Recordando, agosto de 1956

Os ninhos são, na aldeia, uma das maiores atrações dos rapazes.
O nível de educação da gente rural é muito baixo entre os portugueses, por isso a criança não encontra no seio da família um ambiente que a eduque pela palavra e pelo exemplo. Os próprios adultos não têm pelos ninhos das aves silvestres o respeito e o carinho que lhes devia merecer esse trabalho maravilhoso, produto do instinto dos seres alados a quem os lavradores deviam ser gratos pelos benefícios que eles lhes prestam na extinção das pragas que infestam os pomares e as hortas. Por isto, e também pela beleza que as aves emprestam à paisagem, e ainda por uma questão de humanidade.
Há dias, aqui perto da minha casa, num caminho bordado por espessa combreira de arbustos e silvas, andavam dois rapazes ocupados na destruição de ninhos de pássaros. Ralhei-lhes, pretendendo fazer-lhes ver a desumanidade do seu acto. Perguntei-lhes se gostariam que lhes destruíssem a casa de seus pais, onde eles haviam nascido e eram criados.
Que pergunta a minha, que os deixou de olhos pouco menos que esbugalhados! Nunca a questão lhes havia sido posta em tais termos, e por isso devem ter-me considerado um velho semi-louco, se não de todo varrido.
Com inteira propriedade o Ministério da Instrução passou a designar-se por Ministério da Educação Nacional, uma vez que a escola não se destina só a ensinar a ler, escrever e contar, mas também, e de uma forma geral, a educar, isto é, a desenvolver as faculdades físicas, morais e intelectuais da criança. O pior é que a escola, em Portugal, pouco ou nada tem feito além do ensino, e é uma dor de alma verificar a falta de educação da gente nova.
Mas voltemos aos ninhos. Eu também era apaixonado por eles. Ainda me lembro de uma vez ter, juntamente com outros companheiros, faltado à escola para ir aos ninhos. Não sei como isto chegou ao conhecimento de minha mãe. Ela não esteve com meias medidas. Isto não era com ela. Pegou na palmatória e pôs-se a caminho até me encontrar. Foi o cabo dos trabalhos. Não me zurziu por eu andar aos ninhos, mas por faltar à escola. Nunca mais faltei sem motivo justificado.

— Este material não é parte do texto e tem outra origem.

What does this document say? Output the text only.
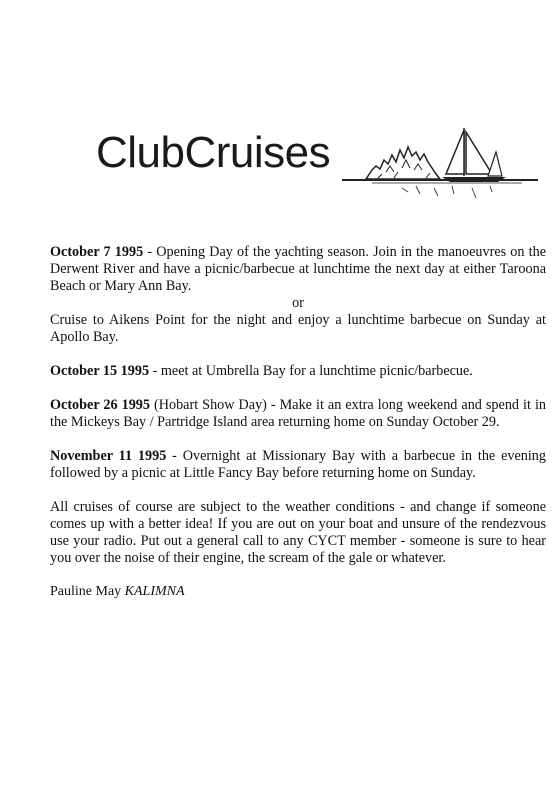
ClubCruises

October 7 1995 - Opening Day of the yachting season. Join in the manoeuvres on the Derwent River and have a picnic/barbecue at lunchtime the next day at either Taroona Beach or Mary Ann Bay.
or

Cruise to Aikens Point for the night and enjoy a lunchtime barbecue on Sunday at Apollo Bay.

October 15 1995 - meet at Umbrella Bay for a lunchtime picnic/barbecue.

October 26 1995 (Hobart Show Day) - Make it an extra long weekend and spend it in the Mickeys Bay / Partridge Island area returning home on Sunday October 29.

November 11 1995 - Overnight at Missionary Bay with a barbecue in the evening followed by a picnic at Little Fancy Bay before returning home on Sunday.

All cruises of course are subject to the weather conditions - and change if someone comes up with a better idea! If you are out on your boat and unsure of the rendezvous use your radio. Put out a general call to any CYCT member - someone is sure to hear you over the noise of their engine, the scream of the gale or whatever.

Pauline May KALIMNA
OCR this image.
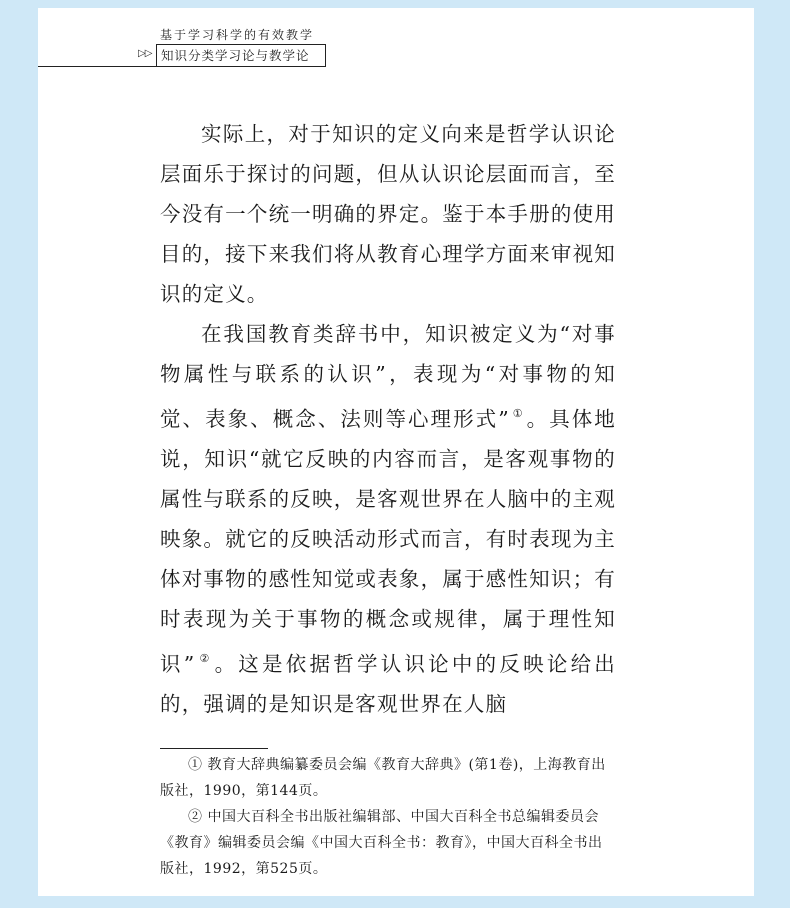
基于学习科学的有效教学
▷▷ 知识分类学习论与教学论

实际上，对于知识的定义向来是哲学认识论层面乐于探讨的问题，但从认识论层面而言，至今没有一个统一明确的界定。鉴于本手册的使用目的，接下来我们将从教育心理学方面来审视知识的定义。

在我国教育类辞书中，知识被定义为“对事物属性与联系的认识”，表现为“对事物的知觉、表象、概念、法则等心理形式” ①。具体地说，知识“就它反映的内容而言，是客观事物的属性与联系的反映，是客观世界在人脑中的主观映象。就它的反映活动形式而言，有时表现为主体对事物的感性知觉或表象，属于感性知识；有时表现为关于事物的概念或规律，属于理性知识” ②。这是依据哲学认识论中的反映论给出的，强调的是知识是客观世界在人脑

① 教育大辞典编纂委员会编《教育大辞典》(第1卷)，上海教育出版社，1990，第144页。

② 中国大百科全书出版社编辑部、中国大百科全书总编辑委员会《教育》编辑委员会编《中国大百科全书：教育》，中国大百科全书出版社，1992，第525页。
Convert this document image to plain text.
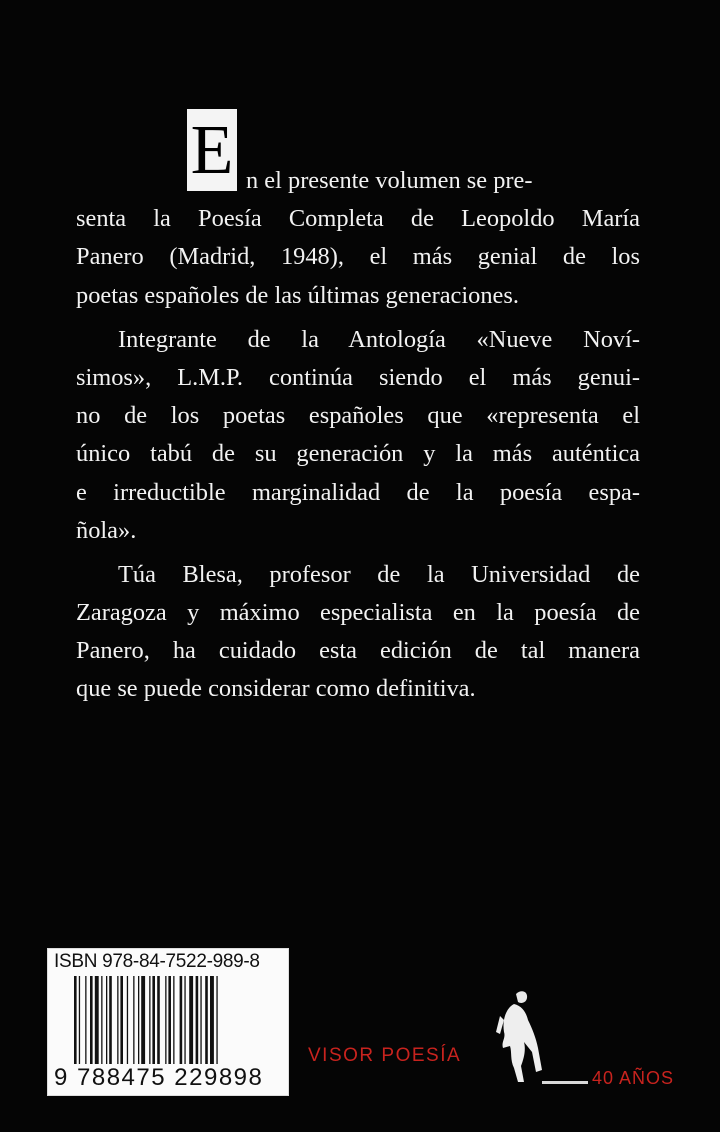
E n el presente volumen se pre-
senta la Poesía Completa de Leopoldo María
Panero (Madrid, 1948), el más genial de los
poetas españoles de las últimas generaciones.
Integrante de la Antología «Nueve Noví-
simos», L.M.P. continúa siendo el más genui-
no de los poetas españoles que «representa el
único tabú de su generación y la más auténtica
e irreductible marginalidad de la poesía espa-
ñola».
Túa Blesa, profesor de la Universidad de
Zaragoza y máximo especialista en la poesía de
Panero, ha cuidado esta edición de tal manera
que se puede considerar como definitiva.
ISBN 978-84-7522-989-8
9 788475 229898
VISOR POESÍA
40 AÑOS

Outra modalidade de brincadeira eram os jogos, dos quais destaco o pião e a bilharda, este parece-me posta de parte pelos rapazes de hoje. Mas não me admiro disso, porque a bilharda era um jogo másculo, viril, duro, e a juventude de hoje parece interessar-se pouco por jogos dessa natureza, tirante o pontapé na bola.